Chris Herren: You never know how it’s going to affect me personally, going into West Point and walking into that Fresno facility where those guys had just been released from corporal state prison. One guy told me a story. He said, “I haven’t been five miles away from my home other than to go to state prison.” And that was enough for me that day to stay sober. It wasn’t me telling them. That little tidbit that he gave me was all I needed that day, and that’s the beauty of it. It comes from different places, from different people. But it’s something that I truly, truly believe in. So for me, why not preach it, why not talk about it.


G: Seeing yourself on screen — you have no problem telling your story obviously — but the footage, were there moments where you saw yourself and it’s difficult?
CH: It’s harder for me to watch the footage from say, early Fresno back to high school than it is from late Fresno to now. And people would say, “How could that be, because you weren’t involved in the heavy, heavy drugs.” But it’s just I didn’t get much treatment during on those days. I haven’t lived through it in a long time. So when I watch it on film I cringe, and I’m like, ‘Oh man.” But that being said, I’m glad I have the footage and I’m glad I have the footage of my mother. I’m glad I the footage of my games that little Chris can watch someday. But yeah, it can be hard.
G: It’s a documentary, but it’s also like watching “The Fighter” because two people are kind of amazing. Your wife is amazing and your brother. They’re the two most compelling characters in the movie. Talk about the role your brother plays and the strength your wife has because she put up with a ton — in all due respect.
CH: No doubt. My brother is a big brother and that’s how he’s played his role his whole life, even in time when his days of being a big brother should have been over, he still remained that person. I have so much to be grateful for that relationship. My wife is — and say this with the utmost sincerity and honesty when I speak at these places — my wife should be the one telling the story. Because she lived through this story sober. My wife doesn’t use drugs, she doesn’t drink. She lived through this story with a clear head and sober. I went through it under the influence. So my wife, when 99 percent of the people would have left, she stayed. You know?

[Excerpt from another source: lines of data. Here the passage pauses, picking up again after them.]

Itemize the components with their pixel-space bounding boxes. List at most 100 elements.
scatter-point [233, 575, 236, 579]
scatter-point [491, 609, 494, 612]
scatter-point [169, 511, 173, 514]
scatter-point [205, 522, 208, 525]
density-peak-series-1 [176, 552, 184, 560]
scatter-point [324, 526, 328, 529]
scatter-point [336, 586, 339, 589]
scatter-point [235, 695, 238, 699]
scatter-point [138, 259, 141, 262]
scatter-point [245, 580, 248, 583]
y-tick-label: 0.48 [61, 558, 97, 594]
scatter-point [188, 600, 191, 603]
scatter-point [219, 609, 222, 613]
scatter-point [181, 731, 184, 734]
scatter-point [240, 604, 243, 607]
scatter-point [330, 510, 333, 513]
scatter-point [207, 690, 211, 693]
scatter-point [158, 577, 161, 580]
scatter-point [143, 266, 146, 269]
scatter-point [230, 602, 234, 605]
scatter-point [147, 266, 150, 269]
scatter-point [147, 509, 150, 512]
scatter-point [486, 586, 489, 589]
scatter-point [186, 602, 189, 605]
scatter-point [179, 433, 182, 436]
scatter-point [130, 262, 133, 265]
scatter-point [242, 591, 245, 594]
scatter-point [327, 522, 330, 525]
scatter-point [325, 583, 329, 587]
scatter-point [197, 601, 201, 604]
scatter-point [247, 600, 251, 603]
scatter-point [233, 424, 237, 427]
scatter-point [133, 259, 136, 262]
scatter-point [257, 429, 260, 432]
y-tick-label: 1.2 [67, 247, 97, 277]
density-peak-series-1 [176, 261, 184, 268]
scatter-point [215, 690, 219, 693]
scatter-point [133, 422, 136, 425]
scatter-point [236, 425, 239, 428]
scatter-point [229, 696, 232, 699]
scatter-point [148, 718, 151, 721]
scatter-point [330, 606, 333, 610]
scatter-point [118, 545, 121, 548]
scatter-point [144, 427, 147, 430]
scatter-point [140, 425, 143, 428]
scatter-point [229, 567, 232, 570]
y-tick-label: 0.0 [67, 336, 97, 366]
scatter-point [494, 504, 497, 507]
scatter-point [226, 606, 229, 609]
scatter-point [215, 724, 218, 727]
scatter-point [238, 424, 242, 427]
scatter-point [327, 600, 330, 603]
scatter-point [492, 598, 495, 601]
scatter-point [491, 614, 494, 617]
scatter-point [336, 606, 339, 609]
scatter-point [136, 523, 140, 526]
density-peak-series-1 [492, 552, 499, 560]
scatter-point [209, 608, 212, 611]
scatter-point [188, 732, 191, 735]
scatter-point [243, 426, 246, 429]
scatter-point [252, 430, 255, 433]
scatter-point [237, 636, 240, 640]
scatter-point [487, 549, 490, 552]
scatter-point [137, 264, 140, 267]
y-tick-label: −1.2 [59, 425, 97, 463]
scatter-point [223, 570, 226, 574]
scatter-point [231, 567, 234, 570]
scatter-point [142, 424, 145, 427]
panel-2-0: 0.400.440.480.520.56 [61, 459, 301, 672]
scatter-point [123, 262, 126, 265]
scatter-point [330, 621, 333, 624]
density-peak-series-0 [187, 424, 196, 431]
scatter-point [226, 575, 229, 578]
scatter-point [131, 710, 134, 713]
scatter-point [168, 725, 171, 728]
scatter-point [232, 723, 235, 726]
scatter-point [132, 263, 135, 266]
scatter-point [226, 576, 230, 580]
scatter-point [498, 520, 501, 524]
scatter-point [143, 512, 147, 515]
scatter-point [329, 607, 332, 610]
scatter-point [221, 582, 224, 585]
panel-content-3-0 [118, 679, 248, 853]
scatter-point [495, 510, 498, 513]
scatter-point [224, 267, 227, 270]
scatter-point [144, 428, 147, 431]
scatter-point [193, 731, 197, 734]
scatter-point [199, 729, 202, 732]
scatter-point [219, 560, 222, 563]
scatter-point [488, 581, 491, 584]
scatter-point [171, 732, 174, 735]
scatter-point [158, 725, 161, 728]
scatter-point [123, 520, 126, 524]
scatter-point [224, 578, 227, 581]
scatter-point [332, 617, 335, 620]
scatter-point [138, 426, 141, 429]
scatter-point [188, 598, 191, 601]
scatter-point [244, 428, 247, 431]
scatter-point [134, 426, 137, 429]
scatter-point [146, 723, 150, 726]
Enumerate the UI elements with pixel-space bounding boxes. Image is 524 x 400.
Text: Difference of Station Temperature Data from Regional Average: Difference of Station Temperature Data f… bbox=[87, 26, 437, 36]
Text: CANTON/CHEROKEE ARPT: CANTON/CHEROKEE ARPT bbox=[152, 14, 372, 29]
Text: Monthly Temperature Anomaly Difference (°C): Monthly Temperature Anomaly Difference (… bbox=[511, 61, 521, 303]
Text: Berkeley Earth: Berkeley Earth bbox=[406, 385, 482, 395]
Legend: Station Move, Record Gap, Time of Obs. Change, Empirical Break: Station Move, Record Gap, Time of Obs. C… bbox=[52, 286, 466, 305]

G: The highs and the lows, they came and went. But it almost seemed like they came at the same time. How much do you guard against that, when life is going very, very well, not backsliding.
CH: I said it earlier today, and it’s not in the documentary (there’s so much that’s not in the documentary), I was playing for the Celtics and five years later I was smoking cigarettes out of public ashtrays and buying $2 pints of vodka. That’s what my life came to — in a five year span. So when I was reaching my high I was on my descent pretty quickly.
G: What’s the most gratifying part about doing the movie?
CH: The most gratifying thing is getting the e-mails from the kids, getting a phone call at 1 o’clock in the morning from a parent saying, “Listen, my son just showed up drunk. Can you talk to him? Can you have breakfast with him tomorrow?” Those are the victories that mean something for me today. That’s what it’s all about.